Bretton Kent thinks he has a pretty good idea. Some fossil shark researchers believe Meg may have been closely related to great whites and therefore should look like a modified version of the great white. Others suggest Meg was more closely related to sand tiger sharks and should have a design like a sand tiger. Kent believes that if Meg is more closely related to sand tiger sharks, the relationship is largely irrelevant for determining body shape.

"I'm a functional morphologist by training and argue that the constraints on shape are so severe for an axial swimmer (i.e., that flexes the body to provide propulsion) of this size that a sand tiger style of body is phyically impossible," says Kent. "Sand tigers have an acceleration body form and use drag to displace water when swimming. Displacement swimmers need to move a water mass equivalent to 3-4 times their body mass with each stroke of the tail to swim by this mechanism."

Kent says that the problem arises at really big sizes like that of Meg.

"This problem is based on classic biological scaling," he says. For objects of similar shape, doubling the length causes surface area (e.g., fins) to increase four times and volume (i.e., mass) to increase eight times. Consequently, a really large sand tiger would need enormous fins to offset the tremendous increase in mass. Unfortunately, these fins would also generate an enormous amount of nonproductive drag that would impede swimming.

"The only way large axial swimmers have evolved is to switch over to a cruising body form that generates propulsion by lift rather than drag," says Kent. "Cruising fish need only displace a fraction of their body weight when swimming, relying instead on increasing the speed, rather than the mass, of the water over the tail.

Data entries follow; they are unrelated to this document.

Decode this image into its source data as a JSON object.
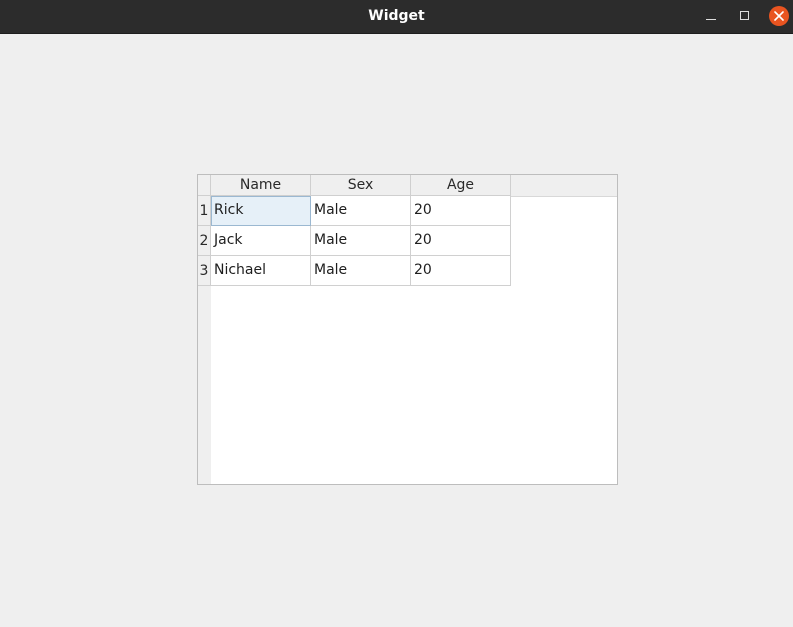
{
  "window": {
    "title": "Widget",
    "buttons": [
      "minimize-icon",
      "maximize-icon",
      "close-icon"
    ],
    "close_color": "#e95420"
  },
  "table": {
    "headers": [
      "Name",
      "Sex",
      "Age"
    ],
    "row_numbers": [
      "1",
      "2",
      "3"
    ],
    "rows": [
      [
        "Rick",
        "Male",
        "20"
      ],
      [
        "Jack",
        "Male",
        "20"
      ],
      [
        "Nichael",
        "Male",
        "20"
      ]
    ],
    "selected_cell": "Rick",
    "selection_color": "#e6f0f8"
  }
}
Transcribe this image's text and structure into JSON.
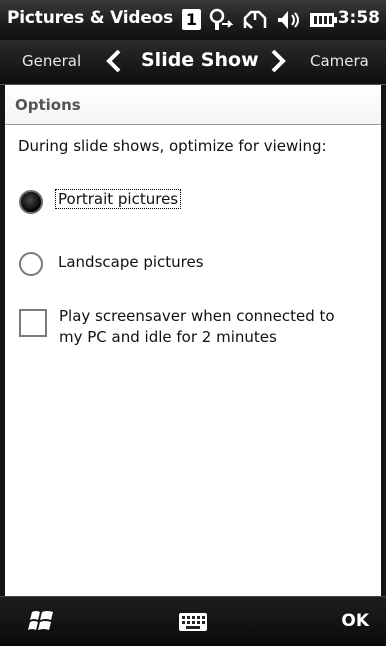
{
  "status_bar": {
    "app_title": "Pictures & Videos",
    "badge": "1",
    "time": "3:58",
    "icons": [
      "notification-badge-icon",
      "network-sync-icon",
      "signal-icon",
      "speaker-icon",
      "battery-icon"
    ]
  },
  "tab_bar": {
    "previous_tab": "General",
    "current_tab": "Slide Show",
    "next_tab": "Camera"
  },
  "section": {
    "title": "Options"
  },
  "instruction": "During slide shows, optimize for viewing:",
  "options": [
    {
      "label": "Portrait pictures",
      "selected": true
    },
    {
      "label": "Landscape pictures",
      "selected": false
    }
  ],
  "screensaver": {
    "label": "Play screensaver when connected to my PC and idle for 2 minutes",
    "checked": false
  },
  "bottom_bar": {
    "left_icon": "windows-start-icon",
    "center_icon": "keyboard-icon",
    "ok_label": "OK"
  }
}
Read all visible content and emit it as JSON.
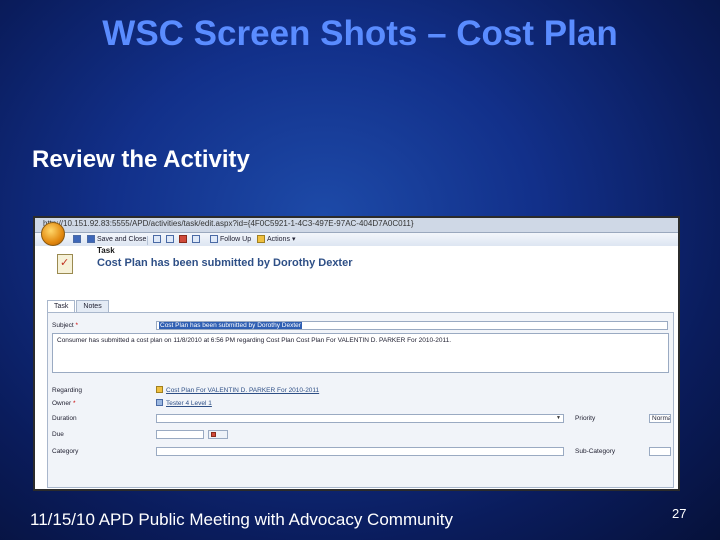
{
  "slide": {
    "title": "WSC Screen Shots – Cost Plan",
    "subheading": "Review the Activity",
    "footer": "11/15/10 APD Public Meeting with Advocacy Community",
    "page_number": "27"
  },
  "screenshot": {
    "url": "http://10.151.92.83:5555/APD/activities/task/edit.aspx?id={4F0C5921-1-4C3-497E-97AC-404D7A0C011}",
    "toolbar": {
      "save_and_close": "Save and Close",
      "follow_up": "Follow Up",
      "actions": "Actions"
    },
    "header": {
      "entity_label": "Task",
      "subject": "Cost Plan has been submitted by Dorothy Dexter"
    },
    "tabs": [
      "Task",
      "Notes"
    ],
    "form": {
      "subject_label": "Subject",
      "subject_value": "Cost Plan has been submitted by Dorothy Dexter",
      "description": "Consumer has submitted a cost plan on 11/8/2010 at 6:56 PM regarding Cost Plan Cost Plan For VALENTIN D. PARKER For 2010-2011.",
      "regarding_label": "Regarding",
      "regarding_value": "Cost Plan For VALENTIN D. PARKER For 2010-2011",
      "owner_label": "Owner",
      "owner_value": "Tester 4 Level 1",
      "duration_label": "Duration",
      "duration_value": "",
      "due_label": "Due",
      "due_value": "",
      "category_label": "Category",
      "category_value": "",
      "priority_label": "Priority",
      "priority_value": "Normal",
      "subcategory_label": "Sub-Category",
      "subcategory_value": ""
    }
  },
  "colors": {
    "title": "#5a8cff",
    "background": "#0a1c5c",
    "link": "#2e4f86"
  }
}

All of the large marine, axial swimmers (tunas, porpoises, whales, white, mako, basking and whale sharks) use a cruising body form. As far as we know, no really large marine animal with an acceleration body shape has ever evolved. They all appear to be cruisers."

Kent suggests that a more reasonable shape would be that of a basking or whale shark.

"The front ends of these sharks are rather different, but the back ends (where drag is a real problem) are remarkably similar," he says. "The caudal fin is nearly lunate, the second dorsal and anal fins are tiny, and there is a caudal keel on each side of the caudal peduncle. The same pattern occurs in other large axial swimmers (e.g., bluefin tuna, billfish, whales, great whites & makos), not because they are related to each other, but because they're simply big. Again the front ends may be different, but the back ends have the same low drag shape.

"I personally use basking sharks as the basis for my reconstruction of the Meg body shape," adds Kent. "Robustness of the body would be due to the interaction between limits on muscle-based underwater swimming speeds and the proportion of white muscle for burst swimming in the body."